Crank MC, Ruckwardt TJ, Chen M, Morabito1 KM, Phung E, Costner PJ, Holman LA, Hickman SP, Berkowitz NM, Gordon IJ, Yamshchikov GV, Gaudinski MR, Kumar A, Chang LA, Moin SM, Hill JP, DiPiazza AT, Schwartz RM, Kueltzo1 L, Cooper JW, Chen P, Stein JA, Carlton1 K, Gall JG, Nason MC, Kwong PD, Chen1 GL, Mascola JR,McLellan JS, Ledgerwood JE, Graham BS, the VRC 317 Study Team
This RSV subunit vaccine has smoothly passed the first hurdle in clinical development. DS-Cav1 is stabilized trimer of the prefusion conformation of the RSV-F protein. The vaccine was clinically evaluated by the same researchers of the Vaccine Research Center (VRC) of the Nation Institute of Health (NIH) only a few years after demonstrating the existence of the prefusion and postfusion RSV-F variants. Immunogenicity of this apparently safe vaccine was tested in a diverse group of 40 healthy adults up to 12 weeks after vaccination.
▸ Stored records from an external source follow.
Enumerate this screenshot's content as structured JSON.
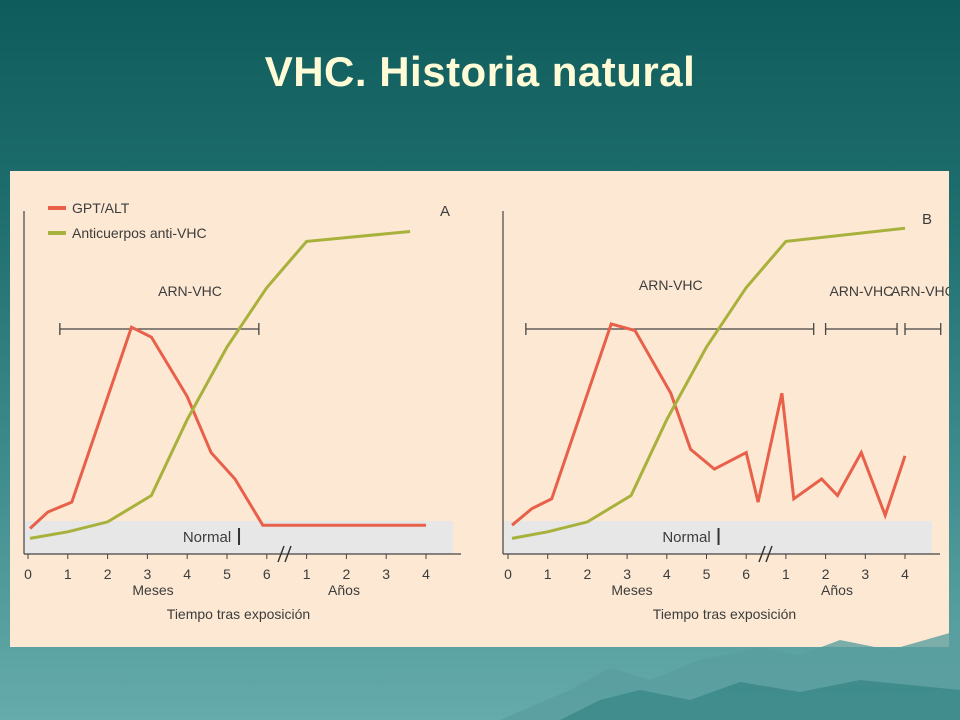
{
  "slide": {
    "title": "VHC. Historia natural"
  },
  "legend": {
    "gpt_label": "GPT/ALT",
    "antibody_label": "Anticuerpos anti-VHC"
  },
  "colors": {
    "gpt": "#e8604a",
    "antibody": "#a7b13b",
    "background": "#fde9d3",
    "normal_band": "#e7e7e7",
    "title": "#fffbd6"
  },
  "chart_data": [
    {
      "type": "line",
      "panel_label": "A",
      "xlabel": "Tiempo tras exposición",
      "x_units": [
        "Meses",
        "Años"
      ],
      "x_ticks": [
        "0",
        "1",
        "2",
        "3",
        "4",
        "5",
        "6",
        "1",
        "2",
        "3",
        "4"
      ],
      "axis_break_after": "6",
      "normal_band_label": "Normal",
      "rna_bars": [
        {
          "label": "ARN-VHC",
          "from": 0.8,
          "to": 5.8
        }
      ],
      "series": [
        {
          "name": "GPT/ALT",
          "x": [
            0.05,
            0.5,
            1.1,
            2.6,
            3.1,
            4.0,
            4.6,
            5.2,
            5.9,
            10.0
          ],
          "y": [
            5,
            10,
            13,
            66,
            63,
            45,
            28,
            20,
            6,
            6
          ]
        },
        {
          "name": "Anticuerpos anti-VHC",
          "x": [
            0.05,
            1.0,
            2.0,
            3.1,
            4.0,
            5.0,
            6.0,
            7.0,
            9.6
          ],
          "y": [
            2,
            4,
            7,
            15,
            38,
            60,
            78,
            92,
            95
          ]
        }
      ]
    },
    {
      "type": "line",
      "panel_label": "B",
      "xlabel": "Tiempo tras exposición",
      "x_units": [
        "Meses",
        "Años"
      ],
      "x_ticks": [
        "0",
        "1",
        "2",
        "3",
        "4",
        "5",
        "6",
        "1",
        "2",
        "3",
        "4"
      ],
      "axis_break_after": "6",
      "normal_band_label": "Normal",
      "rna_bars": [
        {
          "label": "",
          "from": 0.45,
          "to": 7.7
        },
        {
          "label": "ARN-VHC",
          "from": 8.0,
          "to": 9.8
        },
        {
          "label": "ARN-VHC",
          "from": 10.0,
          "to": 10.9
        }
      ],
      "series": [
        {
          "name": "GPT/ALT",
          "x": [
            0.1,
            0.6,
            1.1,
            2.6,
            3.2,
            4.1,
            4.6,
            5.2,
            6.0,
            6.3,
            6.9,
            7.2,
            7.9,
            8.3,
            8.9,
            9.5,
            10.0
          ],
          "y": [
            6,
            11,
            14,
            67,
            65,
            46,
            29,
            23,
            28,
            13,
            46,
            14,
            20,
            15,
            28,
            9,
            27
          ]
        },
        {
          "name": "Anticuerpos anti-VHC",
          "x": [
            0.1,
            1.0,
            2.0,
            3.1,
            4.0,
            5.0,
            6.0,
            7.0,
            10.0
          ],
          "y": [
            2,
            4,
            7,
            15,
            38,
            60,
            78,
            92,
            96
          ]
        }
      ]
    }
  ]
}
Remarkably, the vaccine resulted in an increase in neutralization that was larger than the increase in binding to RSV F. Twelve weeks after vaccination, neutralization of RSV A was still increased 5 to 10-fold, while a 3 to 5-fold increase in RSV B neutralization was observed. The boost of neutralization was mediated by antibodies against preF and shared pre/post F epitopes, but not by antibodies against epitopes only present at postF. Using preF and postF probes, the authors show that the vaccine elicits a boost in memory preF B-cells, but not postF B-cells. Taken together, DS-Cav1 shows superiority to previous subunit vaccines by inducing higher levels of neutralizing antibodies with a relatively low induction of non-neutralizing antibodies.